Cavalier émérite, Vernet avait, de par sa parfaite connaissance des chevaux, une aisance particulière dans l’exécution des portraits équestres. C’est lui qui livre l’aquarelle placée en tête de la Relation de la bataille de Marengo représentant la remise de l’ouvrage par Berthier à Napoléon à cheval, le jour anniversaire du 14 juin 1805 (musée de Malmaison). Cette aisance se retrouve dans cette grande aquarelle de 1807 figurant l’Empereur au faîte de sa gloire.
La description précise de la monture et le luxe de détails du harnachement ont permis au peintre d’exprimer tout son talent. L’œuvre fut reproduite presque au même format, à l’aquatinte en couleurs, par Charles-François-Gabriel Levachez (actif de 1789 à 1830) sous le titre Napoléon Empereur des Français, Roi d’Italie et protecteur de la Confédération du Rhin.
Notre dessin, exceptionnel par sa taille, fit très certainement l’objet d’une commande émanant de la maison impériale ou l’un des hauts dignitaires du régime.
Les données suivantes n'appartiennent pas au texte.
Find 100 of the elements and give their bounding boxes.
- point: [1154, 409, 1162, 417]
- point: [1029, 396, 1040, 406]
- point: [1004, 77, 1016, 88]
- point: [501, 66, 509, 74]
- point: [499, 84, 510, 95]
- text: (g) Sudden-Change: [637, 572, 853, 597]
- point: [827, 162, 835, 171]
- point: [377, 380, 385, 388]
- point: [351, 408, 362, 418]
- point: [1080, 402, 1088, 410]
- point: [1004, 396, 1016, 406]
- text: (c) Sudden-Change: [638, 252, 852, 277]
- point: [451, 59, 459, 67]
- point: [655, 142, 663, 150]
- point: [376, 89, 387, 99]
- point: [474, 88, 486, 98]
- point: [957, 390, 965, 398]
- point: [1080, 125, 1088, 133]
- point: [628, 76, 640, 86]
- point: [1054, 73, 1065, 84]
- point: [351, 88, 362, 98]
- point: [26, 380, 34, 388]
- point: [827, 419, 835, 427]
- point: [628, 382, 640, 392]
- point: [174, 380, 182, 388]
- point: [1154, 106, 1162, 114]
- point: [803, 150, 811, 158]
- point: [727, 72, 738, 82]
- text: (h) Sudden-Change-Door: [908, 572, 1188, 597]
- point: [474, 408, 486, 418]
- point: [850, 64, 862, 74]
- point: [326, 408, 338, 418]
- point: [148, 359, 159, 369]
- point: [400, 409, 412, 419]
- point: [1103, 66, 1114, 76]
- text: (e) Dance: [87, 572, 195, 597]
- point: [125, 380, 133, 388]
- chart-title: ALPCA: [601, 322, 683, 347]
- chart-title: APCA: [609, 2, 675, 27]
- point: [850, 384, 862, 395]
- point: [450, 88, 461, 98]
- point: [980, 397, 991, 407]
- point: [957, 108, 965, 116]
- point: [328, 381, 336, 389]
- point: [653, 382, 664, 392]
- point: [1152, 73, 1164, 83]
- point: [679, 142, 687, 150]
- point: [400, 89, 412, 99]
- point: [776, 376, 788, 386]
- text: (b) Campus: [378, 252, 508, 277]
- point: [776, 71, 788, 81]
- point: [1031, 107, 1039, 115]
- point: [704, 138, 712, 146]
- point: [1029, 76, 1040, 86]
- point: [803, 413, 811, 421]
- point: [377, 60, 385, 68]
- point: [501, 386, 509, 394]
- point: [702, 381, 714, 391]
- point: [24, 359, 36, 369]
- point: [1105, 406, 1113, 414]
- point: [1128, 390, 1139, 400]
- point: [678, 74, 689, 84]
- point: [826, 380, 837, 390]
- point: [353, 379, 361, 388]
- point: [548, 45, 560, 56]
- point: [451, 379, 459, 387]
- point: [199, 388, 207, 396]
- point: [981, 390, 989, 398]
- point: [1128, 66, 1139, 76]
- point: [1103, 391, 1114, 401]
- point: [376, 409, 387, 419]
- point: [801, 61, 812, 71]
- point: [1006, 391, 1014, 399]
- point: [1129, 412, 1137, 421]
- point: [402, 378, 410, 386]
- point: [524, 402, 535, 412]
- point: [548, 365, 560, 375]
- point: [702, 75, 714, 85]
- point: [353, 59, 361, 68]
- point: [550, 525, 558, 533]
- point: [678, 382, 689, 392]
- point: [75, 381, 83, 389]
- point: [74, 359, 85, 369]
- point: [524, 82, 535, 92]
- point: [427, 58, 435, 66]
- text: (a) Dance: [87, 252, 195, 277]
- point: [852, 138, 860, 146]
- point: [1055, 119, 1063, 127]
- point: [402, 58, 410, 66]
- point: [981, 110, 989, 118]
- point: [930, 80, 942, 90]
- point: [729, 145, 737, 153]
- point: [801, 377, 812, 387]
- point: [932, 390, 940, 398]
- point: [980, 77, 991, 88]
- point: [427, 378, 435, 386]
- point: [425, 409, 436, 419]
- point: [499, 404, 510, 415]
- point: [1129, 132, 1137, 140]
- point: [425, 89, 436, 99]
Il représente Napoléon Premier protecteur de la confédération du Rhin et roi d’Italie, comme l’indique la lettre de la gravure tirée de notre feuille. 1807 fut, en effet, l’année de la victoire de Friedland au cours de laquelle l’empereur défit les armées russes, deux ans après Austerlitz et un an avant « l’aventure espagnole » qui marqua les débuts de ses revers militaires et politiques.
À ses côtés figurent Murat (1767-1815), beau-frère de Napoléon et roi de Naples, brillant général en chef de la cavalerie impériale qui se distingua par son intrépidité aux batailles des Pyramides, d’Eylau et de Friedland, ainsi que Ney (1769-1815), duc d’Elchingen, futur prince de la Moskowa, surnommé « le brave des braves ».
Carle Vernet réalisa un certain nombre de grands dessins dont le prix équivalait à celui d’huiles sur toile, ce que semble justifié par leur caractère très abouti. On peut comparer cette feuille à deux autres portraits équestres, dont un Hussard (Paris, Hôtel Drouot, 8 novembre 1956) et un Mamelouk daté de l’an XI, conservés dans une collection particulière. Outre le dynamisme de la composition, Vernet s’est ici attaché à décrire, avec un grand luxe de détails, le harnachement de la monture de Napoléon. Il est vrai, qu’il fut, parmi les artistes de son temps, l’un des observateurs les plus attentifs du monde équestre. Après la Restauration, Vernet se consacra essentiellement aux scènes de course et de chasse.